Krabbe las uit eigen werk drie humoristische schaakverhalen. Het ging over Nigerian internet schaakscams, die ook blijken te bestaan: 'schaakcoach gezocht'. Krabbe is maar eens op zo'n fout spammailtje ingegaan waarin om een trainer voor het Nigeriaanse nationale team gevraagd wordt. Hij vulde alles fictief in en kreeg prompt antwoord: 'je kunt een oplichter niet oplichten! checkmate!!'. Ook over een pseudo-geniale schaakprobleemoplosser uit Stralsund ging het en over het hilarische 'simplified Stanley random chess'. Daarna nog een mooi langer verhaal over een wandeling en hotelbezoek met Kasparov, tijdens het VSB toernooi, Amsterdam 1994. Dat was toen Jeroen Piket zijn beroemde partij van Kasparov won. (Piket werd wel laatste, maar wat maakt dat uit als je van Kasparov wint...). De ongenaakbare en onbereikbare Kasparov kende Krabbe natuurlijk stiekem wel; Krabbe kwam vele jaren eerder eens in een simultaan tegenover hem te zitten en Gary schudt hem de hand met: 'I know who you are!´.
Krabbe eindigde zijn geestige presentatie met twee fraaie stellingen op de demonstratieborden te laten zien.

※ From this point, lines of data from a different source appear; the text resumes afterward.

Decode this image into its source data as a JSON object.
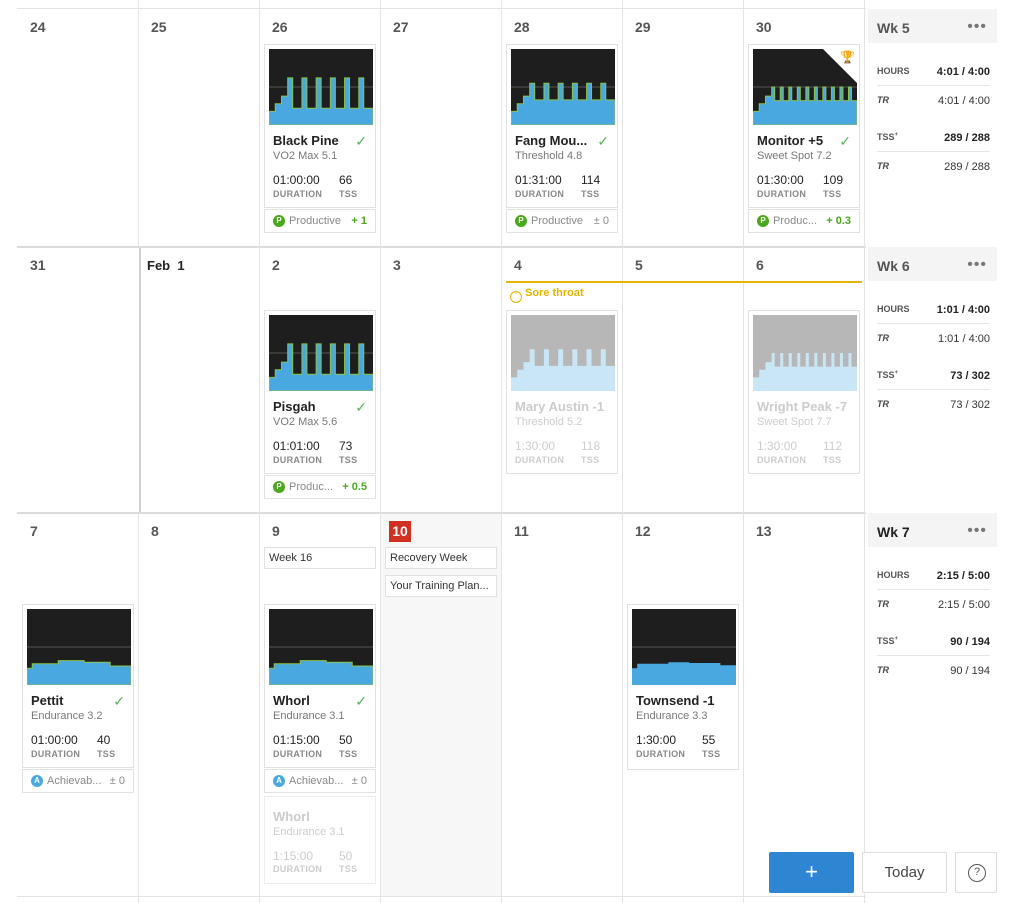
{
  "rows": [
    {
      "days": [
        "24",
        "25",
        "26",
        "27",
        "28",
        "29",
        "30"
      ]
    },
    {
      "days": [
        "31",
        "Feb  1",
        "2",
        "3",
        "4",
        "5",
        "6"
      ]
    },
    {
      "days": [
        "7",
        "8",
        "9",
        "",
        "11",
        "12",
        "13"
      ],
      "today": "10"
    }
  ],
  "workouts": [
    {
      "name": "Black Pine",
      "type": "VO2 Max 5.1",
      "duration": "01:00:00",
      "tss": "66",
      "done": true,
      "progression": {
        "icon": "P",
        "label": "Productive",
        "delta": "+ 1"
      }
    },
    {
      "name": "Fang Mou...",
      "type": "Threshold 4.8",
      "duration": "01:31:00",
      "tss": "114",
      "done": true,
      "progression": {
        "icon": "P",
        "label": "Productive",
        "delta": "± 0"
      }
    },
    {
      "name": "Monitor +5",
      "type": "Sweet Spot 7.2",
      "duration": "01:30:00",
      "tss": "109",
      "done": true,
      "trophy": "trophy-icon",
      "progression": {
        "icon": "P",
        "label": "Produc...",
        "delta": "+ 0.3"
      }
    },
    {
      "name": "Pisgah",
      "type": "VO2 Max 5.6",
      "duration": "01:01:00",
      "tss": "73",
      "done": true,
      "progression": {
        "icon": "P",
        "label": "Produc...",
        "delta": "+ 0.5"
      }
    },
    {
      "name": "Mary Austin -1",
      "type": "Threshold 5.2",
      "duration": "1:30:00",
      "tss": "118",
      "done": false
    },
    {
      "name": "Wright Peak -7",
      "type": "Sweet Spot 7.7",
      "duration": "1:30:00",
      "tss": "112",
      "done": false
    },
    {
      "name": "Pettit",
      "type": "Endurance 3.2",
      "duration": "01:00:00",
      "tss": "40",
      "done": true,
      "progression": {
        "icon": "A",
        "label": "Achievab...",
        "delta": "± 0"
      }
    },
    {
      "name": "Whorl",
      "type": "Endurance 3.1",
      "duration": "01:15:00",
      "tss": "50",
      "done": true,
      "progression": {
        "icon": "A",
        "label": "Achievab...",
        "delta": "± 0"
      }
    },
    {
      "name": "Whorl",
      "type": "Endurance 3.1",
      "duration": "1:15:00",
      "tss": "50",
      "done": false
    },
    {
      "name": "Townsend -1",
      "type": "Endurance 3.3",
      "duration": "1:30:00",
      "tss": "55",
      "done": false
    }
  ],
  "labels": {
    "duration": "DURATION",
    "tss": "TSS",
    "check": "✓",
    "trophy": "🏆",
    "more": "•••"
  },
  "illness": {
    "label": "Sore throat",
    "icon": "sick-face-icon"
  },
  "notes": {
    "week16": "Week 16",
    "recovery": "Recovery Week",
    "plan": "Your Training Plan..."
  },
  "weeks": [
    {
      "title": "Wk 5",
      "hours": "4:01 / 4:00",
      "hours_tr": "4:01 / 4:00",
      "tss": "289 / 288",
      "tss_tr": "289 / 288"
    },
    {
      "title": "Wk 6",
      "hours": "1:01 / 4:00",
      "hours_tr": "1:01 / 4:00",
      "tss": "73 / 302",
      "tss_tr": "73 / 302"
    },
    {
      "title": "Wk 7",
      "hours": "2:15 / 5:00",
      "hours_tr": "2:15 / 5:00",
      "tss": "90 / 194",
      "tss_tr": "90 / 194"
    }
  ],
  "week_labels": {
    "hours": "HOURS",
    "tss": "TSS",
    "tss_sup": "+",
    "tr": "TR"
  },
  "buttons": {
    "add": "+",
    "today": "Today",
    "help": "?"
  },
  "colors": {
    "power_fill": "#4aa8e0",
    "power_line": "#8bc34a",
    "today_red": "#d0301f",
    "illness": "#e8b400",
    "productive": "#49a81b",
    "achievable": "#4aa8e0",
    "primary": "#2e86d3"
  }
}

Een kwam uit zijn middelbare school-schaaktijd: een mooi verhaal over hoe hij, na winst te hebben moeten forceren, in het eindspel verloren was komen te staan en toen uit clementie van zijn tegenstander remise kreeg. "Helemaal fout: schakers moeten natuurlijk altijd willen winnen". Toen hij die partij vele, vele jaren later op zijn computer invoerde, en die per ongeluk een nachtje aan liet staan, bracht de machine de volgende ochtend in de eindstelling een verrassing: Krabbe had in feite gewonnen gestaan.

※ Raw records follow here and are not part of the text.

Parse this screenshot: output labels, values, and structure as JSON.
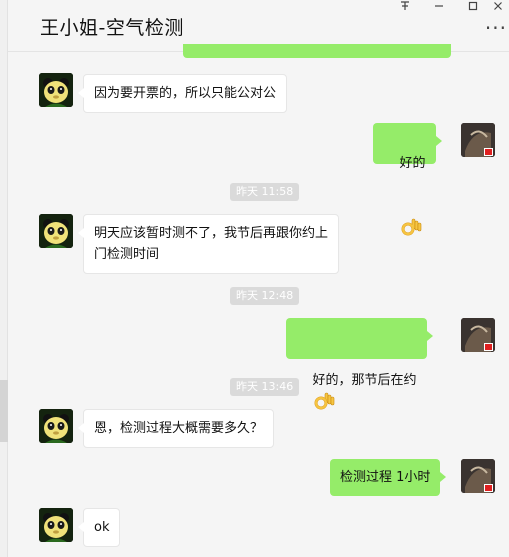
{
  "chat": {
    "title": "王小姐-空气检测",
    "window_controls": [
      "pin-icon",
      "minimize-icon",
      "maximize-icon",
      "close-icon"
    ],
    "more_label": "···"
  },
  "messages": [
    {
      "from": "them",
      "text": "因为要开票的，所以只能公对公"
    },
    {
      "from": "me",
      "text": "好的",
      "emoji_after": "ok-hand-icon"
    },
    {
      "time": "昨天 11:58"
    },
    {
      "from": "them",
      "text": "明天应该暂时测不了，我节后再跟你约上\n门检测时间"
    },
    {
      "time": "昨天 12:48"
    },
    {
      "from": "me",
      "text": "好的，那节后在约",
      "emoji_before": "ok-hand-icon"
    },
    {
      "time": "昨天 13:46"
    },
    {
      "from": "them",
      "text": "恩，检测过程大概需要多久？"
    },
    {
      "from": "me",
      "text": "检测过程 1小时"
    },
    {
      "from": "them",
      "text": "ok"
    }
  ],
  "colors": {
    "outgoing_bubble": "#95ec69",
    "incoming_bubble": "#ffffff",
    "background": "#f5f5f5",
    "time_badge": "#dadada"
  }
}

Op de persoonlijke website van Krabbe zijn veel verhalen terug te vinden.
In de partij tegen Anna Maja Kazarian was de zestiende zet een belangrijk moment. Paulets Dg5 was sterk (waar 16.De3 een pion verliest na Pxe5). Kazarian besloot tot een moedig stukoffer 21...Pxe5, wellicht ook om haar laatste kansen op een goede toernooiuitslag te behouden. Paulet had alles zien aankomen. Zoals de trotse winnares na afloop zei, als de tactische trucjes niet werken is het gewoon verloren voor zwart met zo weinig stukken bij de aanval.

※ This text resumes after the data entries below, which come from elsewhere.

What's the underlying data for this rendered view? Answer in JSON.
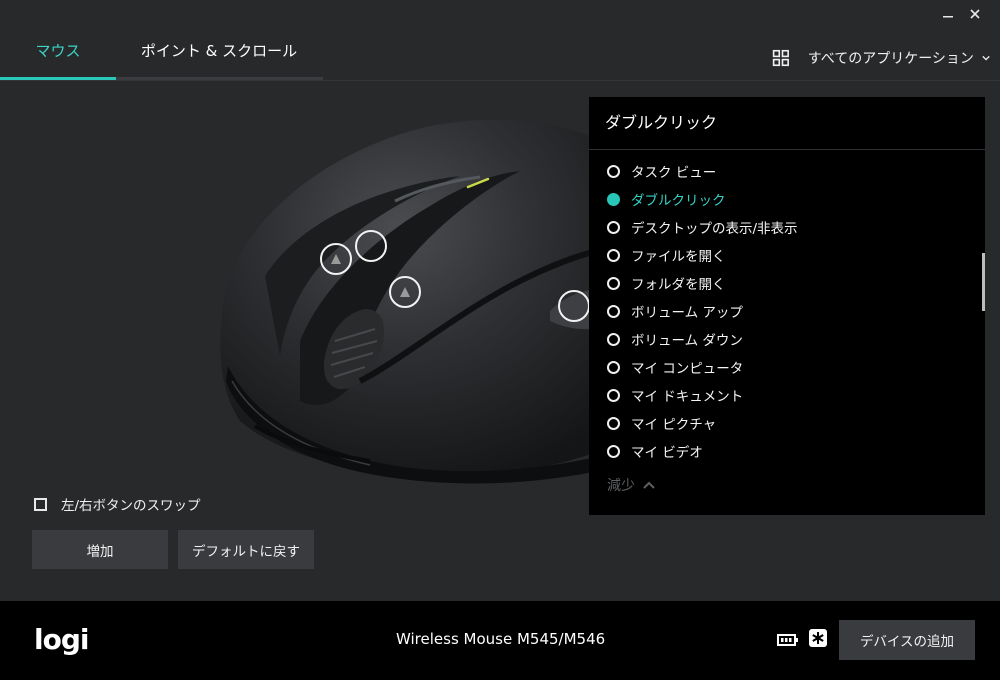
{
  "window": {
    "minimize_icon": "minimize-icon",
    "close_icon": "close-icon"
  },
  "tabs": [
    {
      "label": "マウス",
      "active": true
    },
    {
      "label": "ポイント & スクロール",
      "active": false
    }
  ],
  "app_selector": {
    "label": "すべてのアプリケーション",
    "icon": "grid-icon"
  },
  "panel": {
    "title": "ダブルクリック",
    "options": [
      {
        "label": "タスク ビュー",
        "selected": false
      },
      {
        "label": "ダブルクリック",
        "selected": true
      },
      {
        "label": "デスクトップの表示/非表示",
        "selected": false
      },
      {
        "label": "ファイルを開く",
        "selected": false
      },
      {
        "label": "フォルダを開く",
        "selected": false
      },
      {
        "label": "ボリューム アップ",
        "selected": false
      },
      {
        "label": "ボリューム ダウン",
        "selected": false
      },
      {
        "label": "マイ コンピュータ",
        "selected": false
      },
      {
        "label": "マイ ドキュメント",
        "selected": false
      },
      {
        "label": "マイ ピクチャ",
        "selected": false
      },
      {
        "label": "マイ ビデオ",
        "selected": false
      }
    ],
    "collapse_label": "減少"
  },
  "swap": {
    "label": "左/右ボタンのスワップ",
    "checked": false
  },
  "buttons": {
    "add": "増加",
    "default": "デフォルトに戻す"
  },
  "footer": {
    "logo": "logi",
    "device_name": "Wireless Mouse M545/M546",
    "add_device": "デバイスの追加"
  },
  "colors": {
    "accent": "#29c8b9",
    "panel_bg": "#000000",
    "app_bg": "#28292b",
    "button_bg": "#3a3b3e"
  }
}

Peter de Wit heeft in Sigmund maar drie keer een aflevering aan het schaken gewijd. De meest recente is deze zaterdagochtend in de Volkskrant verschenen (zie hiernaast). NK-deelnemer Dimitri Reinderman kon het bij binnenkomst van het Tropentheater niet nalaten Tex te vragen: is die schaker soms op jou gebaseerd? Nee, nee, Peter de Wit laat zijn familie altijd buiten zijn strips, zo antwoordde hij later op een vraag uit het publiek. Er gebeurt al genoeg in de wereld om hem heen. Die levert onuitputtelijk onderwerpen aan. Hij is dan ook nooit bang dat hij zonder inspiratie komt te zitten.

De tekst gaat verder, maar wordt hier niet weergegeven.